Vous remarquerez que j’ai qualifié les Vandales de club de motards et non de gang de motards, ce qui est une distinction assez cruciale et est au cœur de la façon dont nous voyons ce changement culturel. Lorsque Johnny a décidé de créer les Vandales, il ne cherchait pas à se lancer dans une vie de crime. Il a vu Marlon Brando dans « The Wild One » et voulait imiter le cool qu’il regardait à l’écran, mais ce qu’il recherchait vraiment était une évasion de sa vie assez banale de chauffeur de camion avec une femme et des enfants. Il peut avoir sa vie de famille et sa vie de club. Trouver une excuse pour sortir avec des gars comme Brucie de Damon Herriman, Cockroach d’Emory Cohen et Zipco de Michael Shannon était ce qui rendait le club si attrayant, mais tout le monde doit essentiellement se cosplayer comme un dur à cuire machiste pour dissimuler ses véritables affections les uns pour les autres, comme c’est comme ça qu’il faut être un homme dans ce monde.
Ces affections sont encore plus compliquées entre Johnny et Benny. Benny voit Johnny comme une sorte de figure paternelle, ce que quelqu’un d’aussi à la dérive que lui désire désespérément, mais bien que cela n’ait jamais été explicite, il est assez clair que Johnny nourrit un amour secret pour Benny, bien qu’il n’ait aucun moyen de l’exprimer. Il y a toujours une raison de prendre Benny à part pour une conversation privée, dont certains sont si calmes et ont les visages si rapprochés qu’on s’attend à un baiser à tout moment. La photographie 35 mm naturaliste mais chaleureuse d’Adam Stone capture magnifiquement ce désir (tout comme la façon dont il photographie Austin Butler, qui se consolide davantage comme une véritable star de cinéma). Lorsque Johnny se trouve dans une situation particulièrement précaire vers la fin du film, il visite la maison de Benny et Kathy, mais quand Benny n’est pas là, il ne peut pas avouer ce dont il a réellement besoin. Ce club existe pour que les hommes soient proches les uns des autres. On appelle ça de la loyauté, mais c’est vraiment de l’amour.
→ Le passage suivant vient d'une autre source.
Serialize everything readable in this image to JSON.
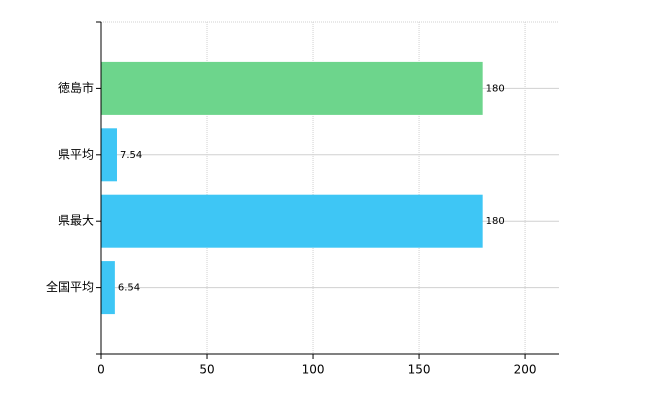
{
  "chart_data": {
    "type": "barh",
    "categories": [
      "徳島市",
      "県平均",
      "県最大",
      "全国平均"
    ],
    "values": [
      180,
      7.54,
      180,
      6.54
    ],
    "colors": [
      "#6dd58c",
      "#3ec6f5",
      "#3ec6f5",
      "#3ec6f5"
    ],
    "xlim": [
      0,
      216
    ],
    "xticks": [
      0,
      50,
      100,
      150,
      200
    ],
    "grid": true
  }
}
Lorsque vous prenez des airs de dureté et de vie dure, combien de temps vous faut-il pour adhérer à votre propre récit créé ? « The Bikeriders » peut commencer comme l’histoire d’un club de motards, mais le film suit comment ce club se transforme en gang. Tout comme les années 1960 deviennent plus violentes, chaotiques, alimentées par la drogue et inconnaissables, les Vandales aussi. Plutôt que d’être un moyen de contourner les attentes sociétales, cela devient un exutoire de rage, et certains membres comprennent qu’ils ont perdu l’intrigue alors que d’autres non. La conception originale d’un club de vélo devient quelque chose que les hommes perdent, et la perte de cette camaraderie se répercute à travers le temps jusqu’à aujourd’hui.